= Warden Pass =

Warden Pass is a snow pass at about 1,000 m trending east–west between the northwest side of Fuchs Dome and Flat Top in the Shackleton Range. The area was surveyed by Commonwealth Trans-Antarctic Expedition in 1957. Named by the United Kingdom Antarctic Place-Names Committee (UK-APC) after Michael A. Warden, British Antarctic Survey (BAS) general assistant, Halley Station, 1970–72, who worked in the area.

Mike Warden writes: In 1970, after a month traveling through the Shackleton Mountain range, the two sledge parties arranged to rendez vous back at their airdrop depot on the Slessor Glacier on Christmas Day. But delayed by bad weather, Peter Clarkson, geologist, and Mike "Muff" Warden, doggyman, said that "come hell or high water" we would get back to the depot on New Year's Eve. A promise we almost regretted making.

On New Year's Eve, we started sledging at 11.15 hours. The sun was high in the sky so the surfaces were lousy - sticky and soft - making it very heavy work for the two dog teams. Progress was very slow. Luckily the up hills were gentle, the down hills fun. We took a short cut over a pass, now named Warden Pass. At 20.00 hours, we reached the top of the pass and could see the tent and the other team in the distance at the depot. We sledged down a long steep slope onto the Slessor Glacier. We crawled the last section up the glacier on better surfaces. Our two dog teams were exhausted and didn't even have a final burst of energy when they got sight of the depot which we eventually reached at 22.45 hours. In my journal I wrote "Both teams were shagged. Eleven and a half hours of traveling, what a flog. Hell or high water we said, and so it was. An epic finish to 1970. 24.8 miles: dogs treated to 2 bars of Nutrican each for the fourth consecutive night, and they deserved it, bless them."

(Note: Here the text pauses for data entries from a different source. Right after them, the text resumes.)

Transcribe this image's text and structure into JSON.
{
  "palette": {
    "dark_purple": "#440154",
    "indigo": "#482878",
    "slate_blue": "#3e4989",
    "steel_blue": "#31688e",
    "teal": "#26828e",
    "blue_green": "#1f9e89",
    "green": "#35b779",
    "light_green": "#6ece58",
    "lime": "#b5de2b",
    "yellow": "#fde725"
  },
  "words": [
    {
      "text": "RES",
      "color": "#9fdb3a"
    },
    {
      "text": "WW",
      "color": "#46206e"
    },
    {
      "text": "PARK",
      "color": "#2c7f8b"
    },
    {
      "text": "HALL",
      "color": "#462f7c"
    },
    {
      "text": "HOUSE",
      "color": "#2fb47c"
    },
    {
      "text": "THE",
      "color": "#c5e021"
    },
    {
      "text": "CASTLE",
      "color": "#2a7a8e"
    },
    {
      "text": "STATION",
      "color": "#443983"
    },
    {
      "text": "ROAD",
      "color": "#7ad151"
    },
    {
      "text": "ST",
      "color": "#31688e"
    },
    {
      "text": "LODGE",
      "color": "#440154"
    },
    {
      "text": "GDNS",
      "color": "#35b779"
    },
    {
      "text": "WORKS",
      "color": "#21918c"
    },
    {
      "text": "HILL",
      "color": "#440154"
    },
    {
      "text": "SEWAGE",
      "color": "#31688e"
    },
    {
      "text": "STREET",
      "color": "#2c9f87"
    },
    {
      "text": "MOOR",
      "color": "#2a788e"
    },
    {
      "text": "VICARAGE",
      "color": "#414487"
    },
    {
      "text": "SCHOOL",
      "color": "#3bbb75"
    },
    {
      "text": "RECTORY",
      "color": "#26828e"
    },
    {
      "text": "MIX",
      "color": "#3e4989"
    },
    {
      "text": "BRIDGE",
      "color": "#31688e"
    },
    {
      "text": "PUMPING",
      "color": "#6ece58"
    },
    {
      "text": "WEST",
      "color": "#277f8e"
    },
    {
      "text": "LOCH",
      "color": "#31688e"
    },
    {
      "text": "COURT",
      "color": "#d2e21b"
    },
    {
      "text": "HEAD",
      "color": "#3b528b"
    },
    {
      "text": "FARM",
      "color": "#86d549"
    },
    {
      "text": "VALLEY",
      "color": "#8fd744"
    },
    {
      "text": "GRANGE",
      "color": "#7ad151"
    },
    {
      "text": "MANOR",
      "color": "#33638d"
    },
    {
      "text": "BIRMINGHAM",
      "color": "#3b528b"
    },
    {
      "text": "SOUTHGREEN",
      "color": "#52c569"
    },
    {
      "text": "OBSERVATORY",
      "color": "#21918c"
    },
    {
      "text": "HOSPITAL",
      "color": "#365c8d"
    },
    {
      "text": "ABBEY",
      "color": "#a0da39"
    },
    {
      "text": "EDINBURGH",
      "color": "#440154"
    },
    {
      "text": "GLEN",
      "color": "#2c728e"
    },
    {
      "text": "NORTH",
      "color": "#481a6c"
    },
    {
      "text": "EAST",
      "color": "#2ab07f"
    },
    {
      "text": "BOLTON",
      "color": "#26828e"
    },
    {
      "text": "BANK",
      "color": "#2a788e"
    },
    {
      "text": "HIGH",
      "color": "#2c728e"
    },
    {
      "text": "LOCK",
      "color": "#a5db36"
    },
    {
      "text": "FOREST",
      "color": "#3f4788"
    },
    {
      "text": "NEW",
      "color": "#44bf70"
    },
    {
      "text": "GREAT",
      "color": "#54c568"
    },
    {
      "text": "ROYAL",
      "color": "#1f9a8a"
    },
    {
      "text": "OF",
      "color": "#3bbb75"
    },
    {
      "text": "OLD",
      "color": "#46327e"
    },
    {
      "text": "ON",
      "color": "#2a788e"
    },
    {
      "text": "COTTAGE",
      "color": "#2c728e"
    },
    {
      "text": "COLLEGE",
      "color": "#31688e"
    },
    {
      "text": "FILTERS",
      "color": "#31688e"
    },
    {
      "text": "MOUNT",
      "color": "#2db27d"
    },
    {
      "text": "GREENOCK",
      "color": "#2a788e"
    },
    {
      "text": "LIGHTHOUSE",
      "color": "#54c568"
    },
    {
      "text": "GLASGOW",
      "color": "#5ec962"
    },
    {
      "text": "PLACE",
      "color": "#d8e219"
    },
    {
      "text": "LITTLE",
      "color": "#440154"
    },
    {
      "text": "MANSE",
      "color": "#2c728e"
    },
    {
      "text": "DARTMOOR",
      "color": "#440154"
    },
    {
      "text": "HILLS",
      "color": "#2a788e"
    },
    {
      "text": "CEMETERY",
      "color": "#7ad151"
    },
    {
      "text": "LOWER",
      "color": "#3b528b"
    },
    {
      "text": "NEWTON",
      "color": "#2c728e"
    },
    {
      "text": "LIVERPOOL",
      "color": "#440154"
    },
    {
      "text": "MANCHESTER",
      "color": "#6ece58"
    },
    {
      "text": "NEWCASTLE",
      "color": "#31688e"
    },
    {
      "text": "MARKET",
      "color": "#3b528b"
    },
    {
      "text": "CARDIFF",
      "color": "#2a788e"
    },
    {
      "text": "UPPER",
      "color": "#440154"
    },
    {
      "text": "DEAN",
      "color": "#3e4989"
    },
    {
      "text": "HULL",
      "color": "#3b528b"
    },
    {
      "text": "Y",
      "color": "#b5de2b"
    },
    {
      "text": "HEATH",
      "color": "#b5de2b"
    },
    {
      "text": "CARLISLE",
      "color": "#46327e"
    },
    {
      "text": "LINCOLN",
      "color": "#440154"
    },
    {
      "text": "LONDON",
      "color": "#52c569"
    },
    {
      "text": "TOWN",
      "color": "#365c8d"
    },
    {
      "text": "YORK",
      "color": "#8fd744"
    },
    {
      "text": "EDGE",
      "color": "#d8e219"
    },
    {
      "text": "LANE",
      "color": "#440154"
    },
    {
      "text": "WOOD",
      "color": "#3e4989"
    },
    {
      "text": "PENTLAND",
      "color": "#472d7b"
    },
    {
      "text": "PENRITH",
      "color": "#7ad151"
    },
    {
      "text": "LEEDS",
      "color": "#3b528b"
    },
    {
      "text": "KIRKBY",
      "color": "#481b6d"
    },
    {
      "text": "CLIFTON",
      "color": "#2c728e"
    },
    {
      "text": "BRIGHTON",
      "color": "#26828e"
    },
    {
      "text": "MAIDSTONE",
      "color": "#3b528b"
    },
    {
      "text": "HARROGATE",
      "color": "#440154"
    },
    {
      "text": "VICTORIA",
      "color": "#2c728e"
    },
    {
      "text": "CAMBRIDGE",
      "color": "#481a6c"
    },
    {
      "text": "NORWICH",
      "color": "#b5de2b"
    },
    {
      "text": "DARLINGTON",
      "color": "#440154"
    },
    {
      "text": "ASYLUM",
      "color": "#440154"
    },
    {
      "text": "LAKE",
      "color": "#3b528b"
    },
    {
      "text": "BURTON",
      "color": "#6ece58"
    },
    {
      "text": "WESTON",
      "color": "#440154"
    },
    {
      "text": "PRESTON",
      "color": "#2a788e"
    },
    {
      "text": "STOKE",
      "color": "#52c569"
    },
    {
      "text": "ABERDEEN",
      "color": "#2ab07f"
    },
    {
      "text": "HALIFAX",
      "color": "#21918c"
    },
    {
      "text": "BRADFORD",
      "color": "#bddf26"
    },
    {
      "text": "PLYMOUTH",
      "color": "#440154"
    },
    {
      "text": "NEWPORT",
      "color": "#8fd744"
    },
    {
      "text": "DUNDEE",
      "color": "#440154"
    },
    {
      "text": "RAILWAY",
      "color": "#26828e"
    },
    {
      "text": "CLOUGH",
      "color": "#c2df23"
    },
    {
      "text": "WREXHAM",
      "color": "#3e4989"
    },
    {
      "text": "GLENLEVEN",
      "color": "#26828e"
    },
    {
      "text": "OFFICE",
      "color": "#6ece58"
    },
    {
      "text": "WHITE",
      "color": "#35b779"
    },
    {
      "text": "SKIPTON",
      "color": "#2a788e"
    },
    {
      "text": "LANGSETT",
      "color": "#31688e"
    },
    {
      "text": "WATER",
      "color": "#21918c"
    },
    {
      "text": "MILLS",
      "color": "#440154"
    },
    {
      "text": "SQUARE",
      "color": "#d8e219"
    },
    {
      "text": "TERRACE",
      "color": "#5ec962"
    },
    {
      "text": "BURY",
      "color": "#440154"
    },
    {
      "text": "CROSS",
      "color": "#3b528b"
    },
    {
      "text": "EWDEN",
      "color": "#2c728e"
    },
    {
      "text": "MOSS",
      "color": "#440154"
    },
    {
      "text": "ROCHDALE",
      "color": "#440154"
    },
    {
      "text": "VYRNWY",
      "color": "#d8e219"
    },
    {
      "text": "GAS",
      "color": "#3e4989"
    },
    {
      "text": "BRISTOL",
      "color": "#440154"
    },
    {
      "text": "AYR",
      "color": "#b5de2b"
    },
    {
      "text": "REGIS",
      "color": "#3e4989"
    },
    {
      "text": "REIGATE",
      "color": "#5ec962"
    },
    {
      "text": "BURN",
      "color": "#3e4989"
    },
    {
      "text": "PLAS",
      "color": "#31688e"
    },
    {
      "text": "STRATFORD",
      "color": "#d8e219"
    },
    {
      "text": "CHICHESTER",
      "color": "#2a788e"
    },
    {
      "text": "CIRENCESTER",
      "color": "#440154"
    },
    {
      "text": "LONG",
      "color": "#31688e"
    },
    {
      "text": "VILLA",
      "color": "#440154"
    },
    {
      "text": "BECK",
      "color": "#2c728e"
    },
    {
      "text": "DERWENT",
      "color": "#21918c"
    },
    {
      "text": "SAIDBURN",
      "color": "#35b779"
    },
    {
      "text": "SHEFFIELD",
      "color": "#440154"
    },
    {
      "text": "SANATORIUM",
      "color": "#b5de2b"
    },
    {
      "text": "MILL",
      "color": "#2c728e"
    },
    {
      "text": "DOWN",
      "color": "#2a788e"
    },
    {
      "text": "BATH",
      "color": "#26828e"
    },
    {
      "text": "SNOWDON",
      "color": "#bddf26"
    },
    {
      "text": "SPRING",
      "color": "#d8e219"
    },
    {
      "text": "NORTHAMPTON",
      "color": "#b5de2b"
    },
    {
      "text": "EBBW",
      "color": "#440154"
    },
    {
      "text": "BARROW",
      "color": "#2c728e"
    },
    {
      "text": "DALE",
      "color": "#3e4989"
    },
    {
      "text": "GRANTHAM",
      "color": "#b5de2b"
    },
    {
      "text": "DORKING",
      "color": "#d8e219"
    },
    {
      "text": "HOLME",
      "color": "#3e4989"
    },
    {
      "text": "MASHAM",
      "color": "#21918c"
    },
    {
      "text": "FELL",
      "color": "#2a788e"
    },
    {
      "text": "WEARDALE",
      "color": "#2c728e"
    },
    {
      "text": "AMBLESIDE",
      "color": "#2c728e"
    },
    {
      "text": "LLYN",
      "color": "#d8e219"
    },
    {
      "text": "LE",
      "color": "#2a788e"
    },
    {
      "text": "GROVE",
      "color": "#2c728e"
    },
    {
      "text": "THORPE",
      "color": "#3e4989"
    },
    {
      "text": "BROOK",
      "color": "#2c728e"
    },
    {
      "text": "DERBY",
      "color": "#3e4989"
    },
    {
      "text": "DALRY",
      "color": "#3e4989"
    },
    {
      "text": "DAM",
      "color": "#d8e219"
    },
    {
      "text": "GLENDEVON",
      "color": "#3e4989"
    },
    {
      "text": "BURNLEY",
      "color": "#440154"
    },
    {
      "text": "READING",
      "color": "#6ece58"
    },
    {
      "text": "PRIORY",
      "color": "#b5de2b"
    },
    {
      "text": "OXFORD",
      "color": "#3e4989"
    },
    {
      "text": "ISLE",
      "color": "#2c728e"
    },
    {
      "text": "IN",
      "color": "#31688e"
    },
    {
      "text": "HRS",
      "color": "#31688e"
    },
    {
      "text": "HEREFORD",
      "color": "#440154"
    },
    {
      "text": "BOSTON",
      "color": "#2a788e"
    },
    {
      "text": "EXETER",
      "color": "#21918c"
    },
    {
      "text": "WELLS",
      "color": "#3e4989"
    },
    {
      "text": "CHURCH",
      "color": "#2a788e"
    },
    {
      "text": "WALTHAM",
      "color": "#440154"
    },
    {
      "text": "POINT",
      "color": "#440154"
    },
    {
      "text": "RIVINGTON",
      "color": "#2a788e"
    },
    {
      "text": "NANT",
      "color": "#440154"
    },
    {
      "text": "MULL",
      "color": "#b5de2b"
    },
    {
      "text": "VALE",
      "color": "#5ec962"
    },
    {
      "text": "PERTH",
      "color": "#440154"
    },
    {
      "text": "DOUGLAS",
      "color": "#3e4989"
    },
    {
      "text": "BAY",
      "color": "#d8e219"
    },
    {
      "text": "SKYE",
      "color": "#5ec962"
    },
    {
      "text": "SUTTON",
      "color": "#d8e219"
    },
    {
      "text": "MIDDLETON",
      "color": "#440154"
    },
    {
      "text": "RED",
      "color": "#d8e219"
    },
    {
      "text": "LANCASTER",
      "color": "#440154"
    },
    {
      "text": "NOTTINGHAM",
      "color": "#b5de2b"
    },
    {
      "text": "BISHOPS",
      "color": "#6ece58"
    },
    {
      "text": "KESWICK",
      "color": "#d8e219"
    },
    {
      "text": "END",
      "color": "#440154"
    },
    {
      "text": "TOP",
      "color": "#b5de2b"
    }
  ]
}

This was the third consecutive season, and the last, that dog teams were used in the Shackleton Mountains. A few years later the last dogs were removed from Antarctica following an international agreement that all non indigenous animals should be removed from the Continent. What is indigenous? Most of our dogs were at least the third generation that had been bred and born on the continent. The removal of dogs from the continent brought an end to an era of truly the most reliable and exhilarating forms of transport, dog sledging. The contribution dogs made to the exploration of the continent has been marked by a statue of a husky placed outside the headquarters of the British Antarctic Survey at Cambridge, UK.